2021 brought us one of the whackiest, knowing and, at times, downright hilarious horrors of the last few years in the form of James Wan’s Malignant. The writer/director playfully utilised long-tired tropes in a subversive and self-aware way that made Malignant feel fresh, different and fun. This year, from the same writing team, produced by Wan himself, we have M3gan.
Going into this I was hyped. The trailers were showcasing that tonal-tightrope that is thoroughly entertaining when done well and all signs were pointing to ‘self-aware-city’. For the most part that was true. M3gan doesn’t pretend to be anything other than a silly little murder-doll flick. It’s not claiming to be the next Psycho and it’s doesn’t aim for the level of sophistication we’ve seen in the likes of The Invisible Man and Midsommar. It knows exactly where it sits on the shelf and that is no bad thing. Self-awareness isn’t by default a strength. There’s nothing inherently smart or subversive about self-deprecating humour, but equally, when it’s done well, it works. M3gan manages to strike the right balance and just about stays on the right side of it. However, the slightly younger-skewing appeal and 15 rating may have been a little detrimental to it success rate with those elements. In my screening the younger members of the audience seemed to be laughing ironically and the pitch-black humour, rather than understanding the film itself is being ironic. Either way, M3gan drew enough of a viewership to gross over $100 Million wordlwide against a modest budget of just £12 Million. For all intents and purposes, it’s a commercial success and certainly hasn’t gone without some critical acclaim to boot.
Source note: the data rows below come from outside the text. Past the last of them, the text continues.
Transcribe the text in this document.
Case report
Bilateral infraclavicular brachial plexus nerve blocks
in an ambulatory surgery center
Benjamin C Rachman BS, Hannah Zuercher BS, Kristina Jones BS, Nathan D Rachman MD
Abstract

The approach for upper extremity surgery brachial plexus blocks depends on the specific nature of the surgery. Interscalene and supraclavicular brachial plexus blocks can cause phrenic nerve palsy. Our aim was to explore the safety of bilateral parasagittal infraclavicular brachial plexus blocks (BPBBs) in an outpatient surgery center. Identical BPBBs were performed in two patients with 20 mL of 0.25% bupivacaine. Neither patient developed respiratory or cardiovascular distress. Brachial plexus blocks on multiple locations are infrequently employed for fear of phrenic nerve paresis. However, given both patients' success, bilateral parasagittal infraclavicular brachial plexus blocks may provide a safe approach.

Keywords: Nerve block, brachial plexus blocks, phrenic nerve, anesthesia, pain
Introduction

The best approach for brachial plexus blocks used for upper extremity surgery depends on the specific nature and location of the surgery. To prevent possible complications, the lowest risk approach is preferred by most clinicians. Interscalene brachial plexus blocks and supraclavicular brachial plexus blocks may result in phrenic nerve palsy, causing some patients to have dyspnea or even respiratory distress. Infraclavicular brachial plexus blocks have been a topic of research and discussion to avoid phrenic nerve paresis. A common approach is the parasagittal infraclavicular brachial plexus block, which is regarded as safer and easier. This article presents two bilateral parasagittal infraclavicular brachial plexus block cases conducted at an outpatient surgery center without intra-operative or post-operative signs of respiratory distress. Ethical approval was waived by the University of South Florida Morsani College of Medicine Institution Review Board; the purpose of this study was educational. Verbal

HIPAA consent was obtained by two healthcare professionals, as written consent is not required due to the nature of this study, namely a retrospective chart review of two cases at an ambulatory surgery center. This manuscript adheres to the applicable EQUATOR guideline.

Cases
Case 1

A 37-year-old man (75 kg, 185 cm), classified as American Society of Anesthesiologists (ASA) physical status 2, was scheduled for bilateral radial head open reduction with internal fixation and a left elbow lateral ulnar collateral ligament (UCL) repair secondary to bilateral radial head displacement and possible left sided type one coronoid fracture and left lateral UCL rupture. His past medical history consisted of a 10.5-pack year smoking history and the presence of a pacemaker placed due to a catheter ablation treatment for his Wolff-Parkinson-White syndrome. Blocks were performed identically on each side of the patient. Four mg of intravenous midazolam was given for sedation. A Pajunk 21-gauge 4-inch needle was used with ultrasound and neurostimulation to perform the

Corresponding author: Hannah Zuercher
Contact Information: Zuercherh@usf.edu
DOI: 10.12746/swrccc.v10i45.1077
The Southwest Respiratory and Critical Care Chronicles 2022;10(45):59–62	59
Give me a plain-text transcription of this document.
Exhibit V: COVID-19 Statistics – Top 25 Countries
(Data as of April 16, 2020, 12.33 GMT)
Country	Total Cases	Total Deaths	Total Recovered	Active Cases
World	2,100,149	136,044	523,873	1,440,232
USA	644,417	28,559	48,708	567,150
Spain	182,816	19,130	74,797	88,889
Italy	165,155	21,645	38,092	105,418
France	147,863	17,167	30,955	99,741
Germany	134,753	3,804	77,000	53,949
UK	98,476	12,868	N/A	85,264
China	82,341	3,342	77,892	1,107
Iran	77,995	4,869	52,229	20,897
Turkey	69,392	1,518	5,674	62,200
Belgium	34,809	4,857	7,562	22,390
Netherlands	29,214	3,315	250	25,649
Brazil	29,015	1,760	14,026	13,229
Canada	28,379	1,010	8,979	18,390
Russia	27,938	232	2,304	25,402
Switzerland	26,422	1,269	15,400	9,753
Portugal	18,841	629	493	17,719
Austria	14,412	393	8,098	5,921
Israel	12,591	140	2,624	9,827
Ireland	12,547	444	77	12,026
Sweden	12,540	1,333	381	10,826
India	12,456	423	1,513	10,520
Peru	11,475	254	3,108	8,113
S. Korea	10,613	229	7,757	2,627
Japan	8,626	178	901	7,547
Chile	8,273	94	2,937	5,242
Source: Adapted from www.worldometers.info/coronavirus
Narratively speaking M3gan doesn’t do anything especially surprising. Recently orphaned Cady (Violet McGraw) gone to live with her toy-making genius Aunt Gemma (Allison Williams) is a relatively predictable set-up and takes a while to get going. The grief aspect goes more or less unexplored in favour of platforming the origin of M3gan, who, from the get-go, is the most obvious murder-bot you ever did see. Gemma gifts M3gan to Cady as a trial-run to demonstrate the new ‘toy’s’ sophistication and ability to learn when paired with a human. If a success, M3gan will be the next big thing in the interactive-toy world. Under increasing pressure from her boss David (played wonderfully by Ronny Chieng) Gemma rushes the code and powers-up M3gan prematurely. Deadly consequences ensue. And no, none of that is spoiler. What Director Gerard Johnstone constructs for the next hour or so is more of the same predictability punctuated occasionally by a jump-scare or a baffling-yet-delightfully-fun dance sequence (If you know you know). The horror elements lack bite, partly due to the teenager age-rating but also feel frustratingly similar throughout. Granted, M3gan has a particularly unsettling aesthetic which is rendered well considering the budget and a couple of well-directed visuals in the 3rd act work well but outside of that it feels a touch light on the fear-factor, low on the gore-scale.
Ruling – A decent take on the murderous-doll sub-genre but lacking the audacity and hilarity of James Wan’s last foray into mid-tier horrors, albeit he wasn’t behind the camera this time.